When used with a Norconex Crawler,
you can use the following XML to configure
a SQL database in the <committer>
section of your
Norconex Crawler configuration:
<committer class="com.norconex.committer.sql.SQLCommitter"> <!-- Mandatory settings --> <driverClass>...</driverClass> <connectionUrl>...</connectionUrl> <tableName>...</tableName> <!-- Other settings --> <driverPath>...</driverPath> <properties> <property key="...">...</property> ... </properties> <toUppercase>[false|true]</toUppercase> <createMissing>[false|true]</createMissing> <createTableSQL>...</createTableSQL> <multiValuesJoiner>...</multiValuesJoiner> <!-- Use the following if authentication is required. --> <username>..</username> <password>...</password> <!-- Use the following if password is encrypted. --> <passwordKey>...</passwordKey> <passwordKeySource>[key|file|environment|property]</passwordKeySource> <sourceReferenceField keep="[false|true]">...</sourceReferenceField> <targetReferenceField>...</targetReferenceField> <sourceContentField keep="[false|true]">...</sourceContentField> <targetContentField>...</targetContentField> <queueDir>...</queueDir> <queueSize>...</queueSize> <commitBatchSize>...</commitBatchSize> <maxRetries>...</maxRetries> <maxRetryWait>...</maxRetryWait> </committer>
Tag descriptions:
Tag | Description |
---|---|
driverClass | Class name of the JDBC driver to use. |
connectionUrl | JDBC connection URL. |
tableName | The target database table name where documents will be committed. |
driverPath | Path to JDBC driver. Not required if already in classpath. |
properties | Key/value database properties. |
toUppercase |
Default will send all table and field names as lowercase.
Set to true to send as uppercase.
Default is false .
|
createMissing |
Create missing table if not found. Default is false .
|
createTableSQL | Optional SQL for creating missing table if not found. Default uses a predefined SQL. |
multiValuesJoiner | One or more characters to join multi-value fields. Default is a vertical bar ("|"). |
username | database user name. |
password | Database password. |
passwordKey | Reference to password key (or actual key) for encrypted passwords. |
passwordKeySource | Source of password key for encrypted passwords. |
sourceReferenceField |
Name of source field that will be mapped to the SQL id field.
Default is the document reference the Committer stores as
document.reference . The metadata source field is deleted,
unless keep is set to true .
|
targetReferenceField | Name of target id field. Default is id . |
sourceContentField |
Source field name for a document content/body. Default is not a field,
but rather the document body content. Once re-mapped, the metadata
source field is deleted, unless keep is set to
true .
|
targetContentField |
Target field name for a document content/body. Default is:
content .
|
queueDir |
Optional path where to queue files before sending them to SQL.

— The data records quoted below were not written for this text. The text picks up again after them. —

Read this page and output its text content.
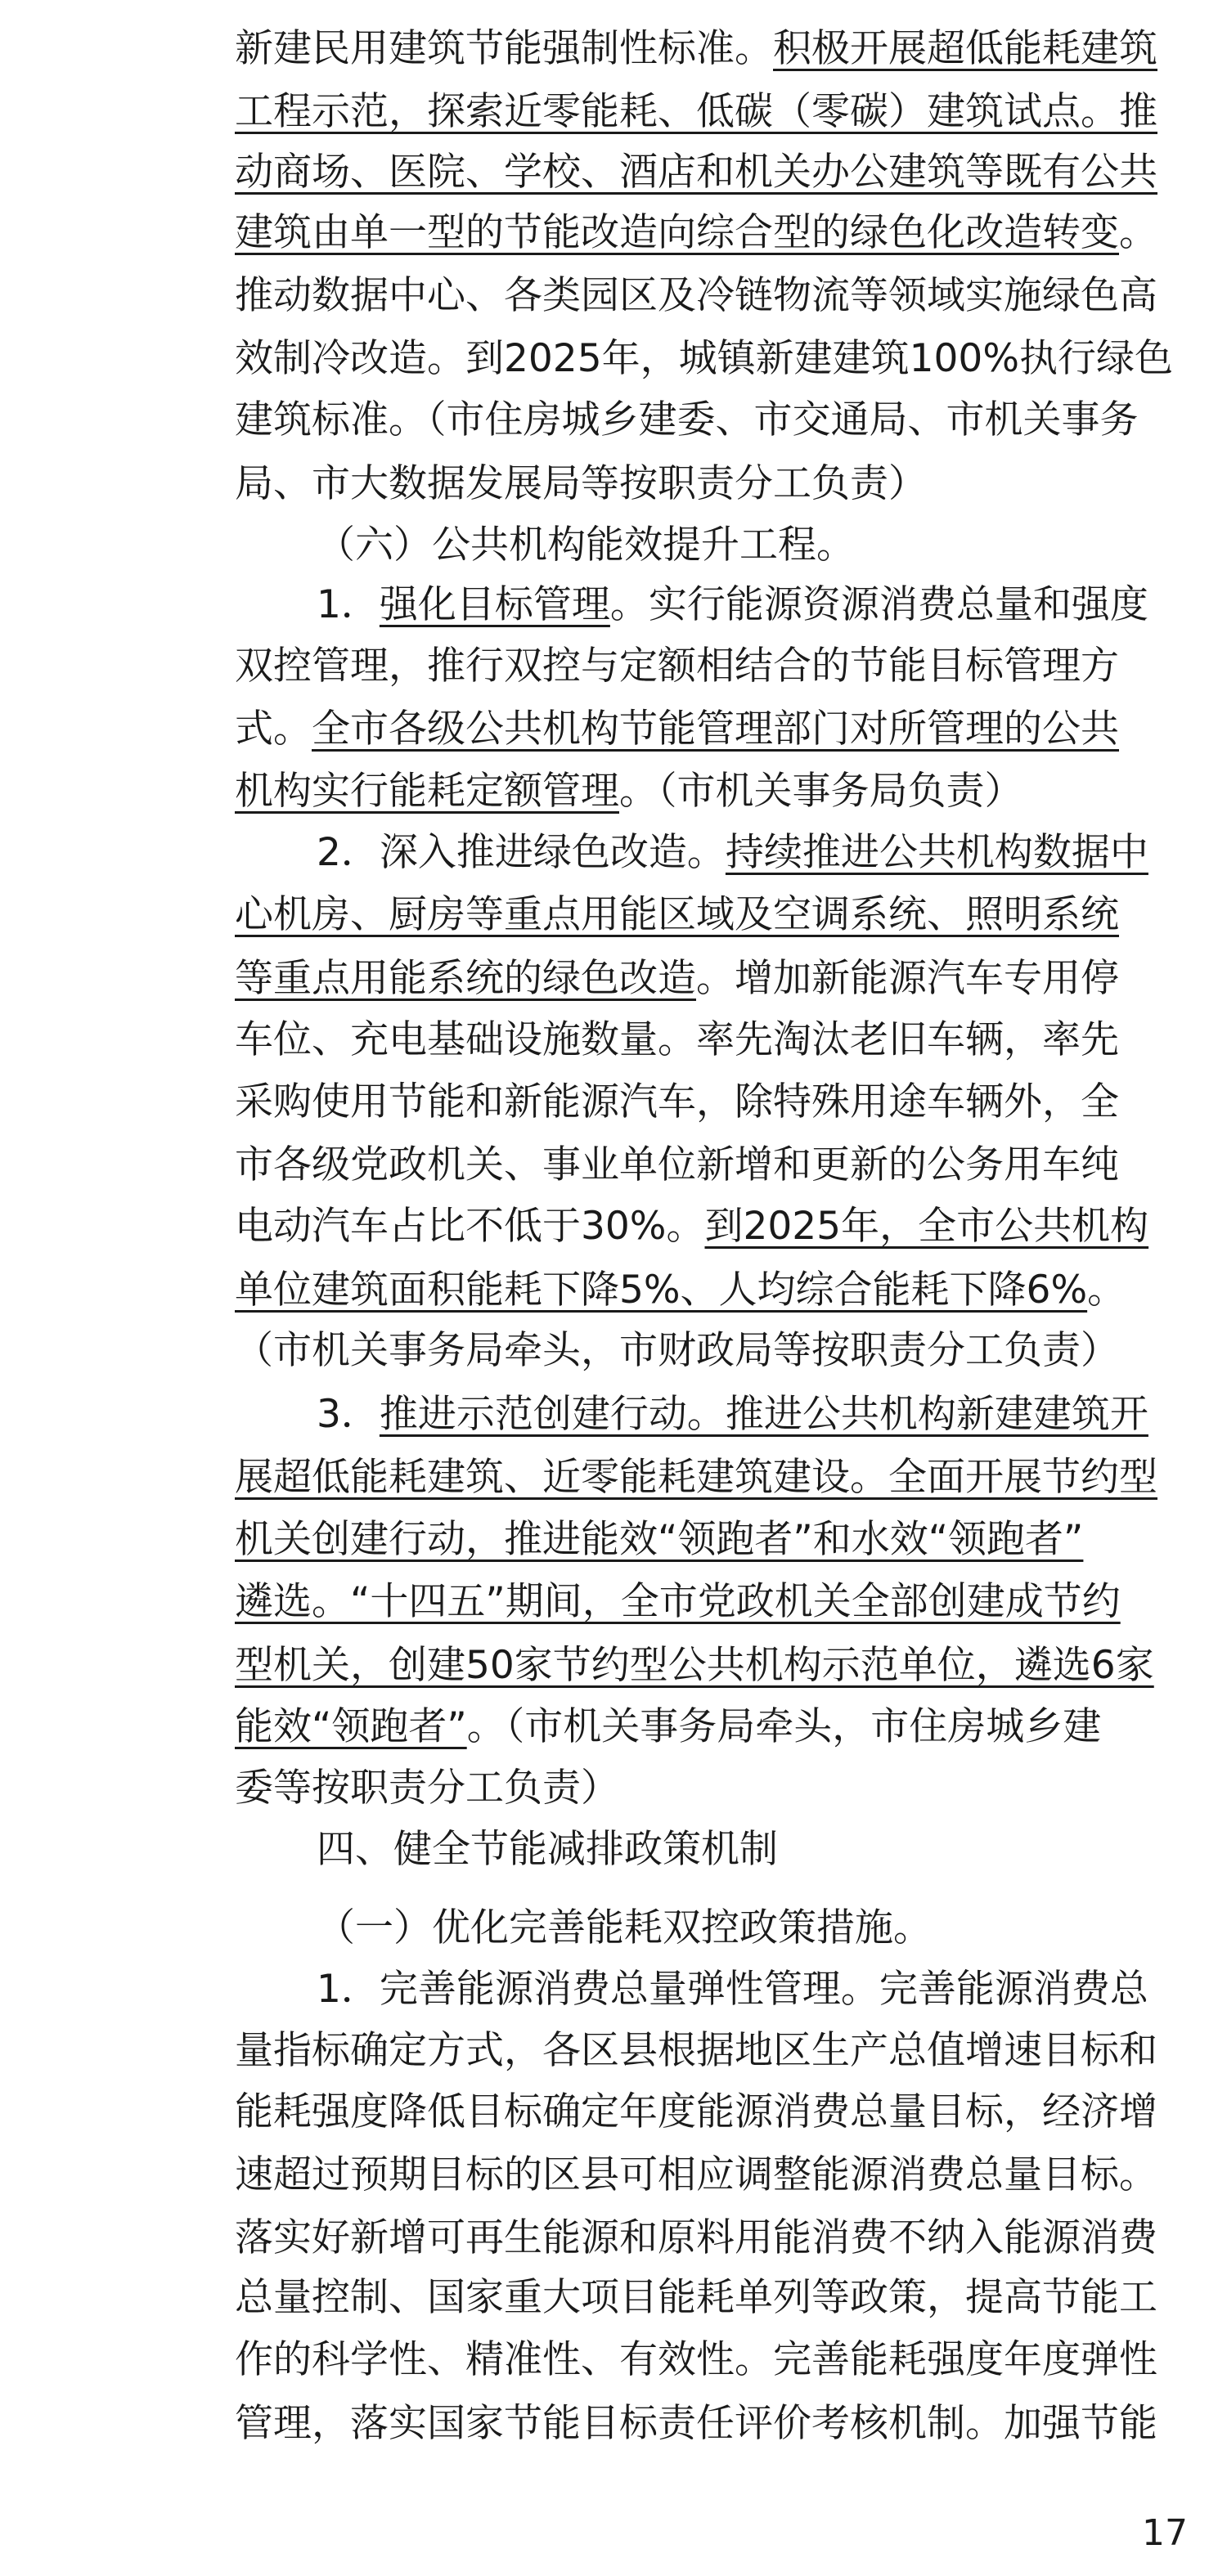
新建民用建筑节能强制性标准。积极开展超低能耗建筑
工程示范，探索近零能耗、低碳（零碳）建筑试点。推
动商场、医院、学校、酒店和机关办公建筑等既有公共
建筑由单一型的节能改造向综合型的绿色化改造转变。
推动数据中心、各类园区及冷链物流等领域实施绿色高
效制冷改造。到2025年，城镇新建建筑100%执行绿色
建筑标准。（市住房城乡建委、市交通局、市机关事务
局、市大数据发展局等按职责分工负责）
（六）公共机构能效提升工程。
1．强化目标管理。实行能源资源消费总量和强度
双控管理，推行双控与定额相结合的节能目标管理方
式。全市各级公共机构节能管理部门对所管理的公共
机构实行能耗定额管理。（市机关事务局负责）
2．深入推进绿色改造。持续推进公共机构数据中
心机房、厨房等重点用能区域及空调系统、照明系统
等重点用能系统的绿色改造。增加新能源汽车专用停
车位、充电基础设施数量。率先淘汰老旧车辆，率先
采购使用节能和新能源汽车，除特殊用途车辆外，全
市各级党政机关、事业单位新增和更新的公务用车纯
电动汽车占比不低于30%。到2025年，全市公共机构
单位建筑面积能耗下降5%、人均综合能耗下降6%。
（市机关事务局牵头，市财政局等按职责分工负责）
3．推进示范创建行动。推进公共机构新建建筑开
展超低能耗建筑、近零能耗建筑建设。全面开展节约型
机关创建行动，推进能效“领跑者”和水效“领跑者”
遴选。“十四五”期间，全市党政机关全部创建成节约
型机关，创建50家节约型公共机构示范单位，遴选6家
能效“领跑者”。（市机关事务局牵头，市住房城乡建
委等按职责分工负责）
四、健全节能减排政策机制
（一）优化完善能耗双控政策措施。
1．完善能源消费总量弹性管理。完善能源消费总
量指标确定方式，各区县根据地区生产总值增速目标和
能耗强度降低目标确定年度能源消费总量目标，经济增
速超过预期目标的区县可相应调整能源消费总量目标。
落实好新增可再生能源和原料用能消费不纳入能源消费
总量控制、国家重大项目能耗单列等政策，提高节能工
作的科学性、精准性、有效性。完善能耗强度年度弹性
管理，落实国家节能目标责任评价考核机制。加强节能
17
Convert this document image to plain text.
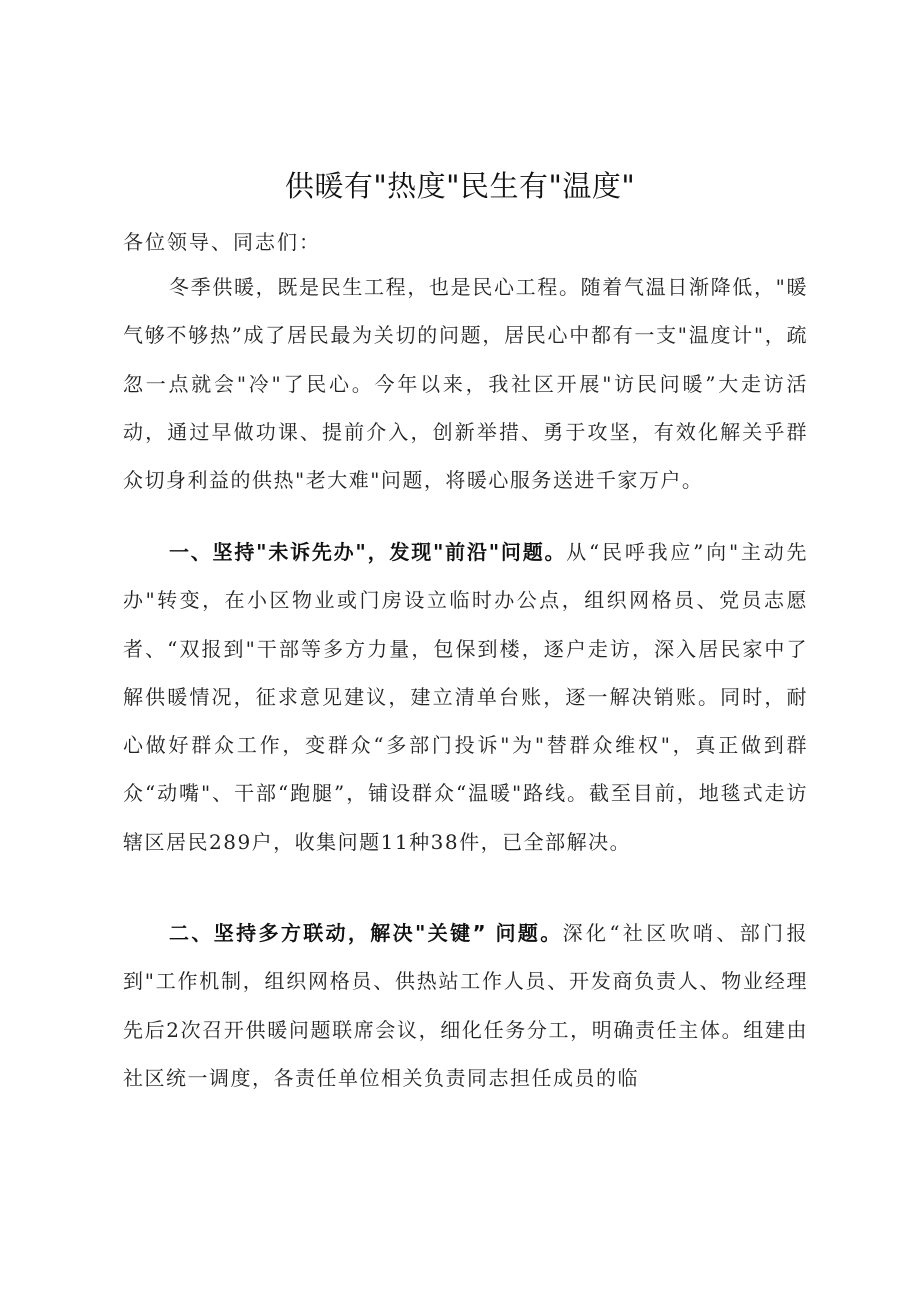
供暖有"热度"民生有"温度"
各位领导、同志们：

冬季供暖，既是民生工程，也是民心工程。随着气温日渐降低，"暖气够不够热”成了居民最为关切的问题，居民心中都有一支"温度计"，疏忽一点就会"冷"了民心。今年以来，我社区开展"访民问暖”大走访活动，通过早做功课、提前介入，创新举措、勇于攻坚，有效化解关乎群众切身利益的供热"老大难"问题，将暖心服务送进千家万户。

一、坚持"未诉先办"，发现"前沿"问题。从“民呼我应”向"主动先办"转变，在小区物业或门房设立临时办公点，组织网格员、党员志愿者、“双报到"干部等多方力量，包保到楼，逐户走访，深入居民家中了解供暖情况，征求意见建议，建立清单台账，逐一解决销账。同时，耐心做好群众工作，变群众“多部门投诉"为"替群众维权"，真正做到群众“动嘴"、干部“跑腿”，铺设群众“温暖"路线。截至目前，地毯式走访辖区居民289户，收集问题11种38件，已全部解决。

二、坚持多方联动，解决"关键” 问题。深化“社区吹哨、部门报到"工作机制，组织网格员、供热站工作人员、开发商负责人、物业经理先后2次召开供暖问题联席会议，细化任务分工，明确责任主体。组建由社区统一调度，各责任单位相关负责同志担任成员的临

Default is: ./committer-queue .
|
queueSize |
Optional maximum queue size before sending document to SQL.
Default is: 1000 .
|
commitBatchSize |
Optional maximum of documents to send to SQL at once.
Default is: 100 . Maximum is 1000.
|
maxRetries | Maximum retries upon commit failures. Default is 0 (no retry). |
maxRetryWait | Maximum delay (millisecond) between retries. Default is 0 (no delay). |